L’écriture de Fausto Paravidino, toujours inventive, vive, intelligente, nous tient en haleine tout au long de cette longue fresque théâtrale aux accents tchékoviens.

 

Point de vue de l’auteur

Je voulais construire une pièce sur une absente : la femme du portrait. Emma est une femme, nous la connaissons à travers les témoignages des personnes qui l’ont connue. Elle apparaitra seulement à la fin pour nous dire qui elle est. J’ai écrit la première partie, l’histoire des parents d’Emma en une semaine, la deuxième, celle d’Emma, en neuf mois.

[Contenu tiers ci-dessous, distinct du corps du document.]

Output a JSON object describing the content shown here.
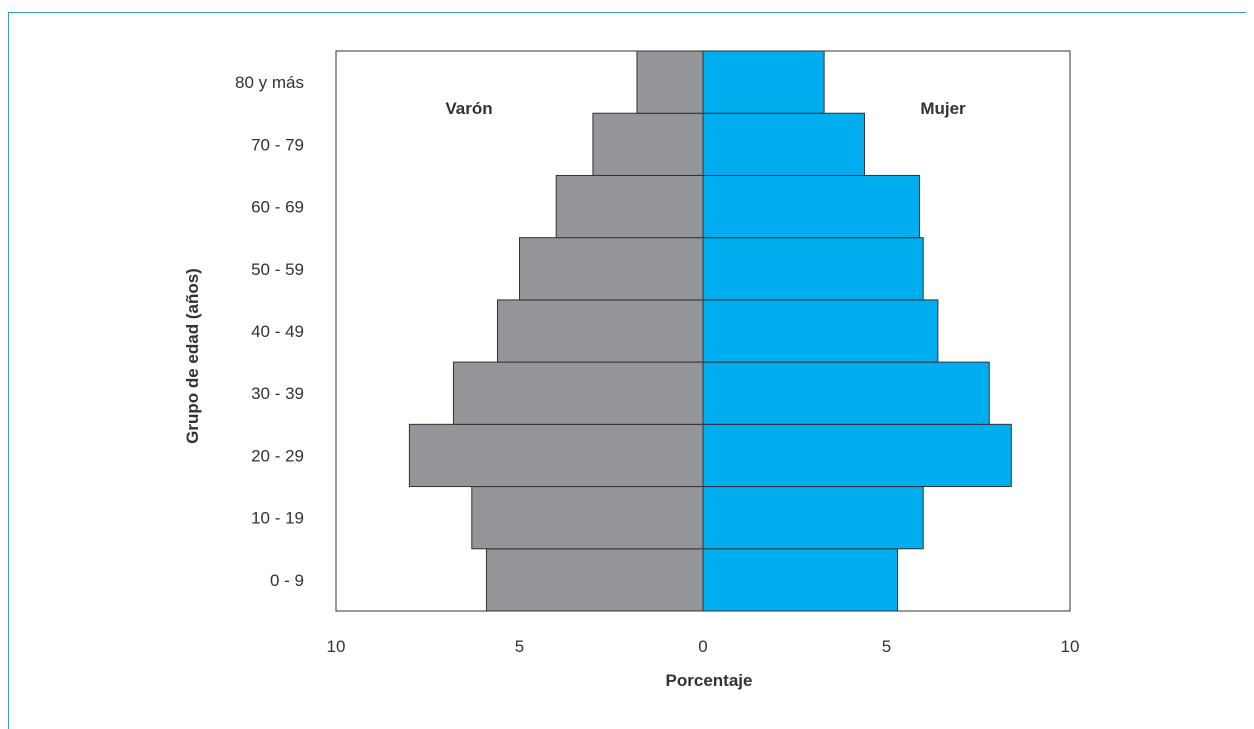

La première partie, qui a lieu dans les années soixante dix, je l’ai écrite rapidement parce que nos parents savaient qui ils étaient, pour le meilleur et pour le pire. La deuxième partie, qui va des années quatre vingt dix à nos jours, m’a demandé beaucoup plus de temps parce que nous, nous nous cherchons et nous ne nous sommes pas encore trouvés. La première partie a donné vie à un spectacle très classique, la deuxième à un spectacle beaucoup plus fragmenté et parfois angoissant. Le Sens de la vie d’Emma est l’histoire de trois générations de femmes aux prises avec une peur très féminine de disparaître, derrière leurs maris, derrière leurs enfants, à l’intérieur des cuisines, ou broyées par la virilité présumée de l’histoire. Il y a un moment dramatique dans la vie de ces trois femmes (la mère de la voisine de la famille d’Emma, la mère d’Emma, et Emma elle-même) dans lequel elles réussissent à trouver le moyen de ne pas disparaître mais pour le faire, elles doivent affronter toute la société.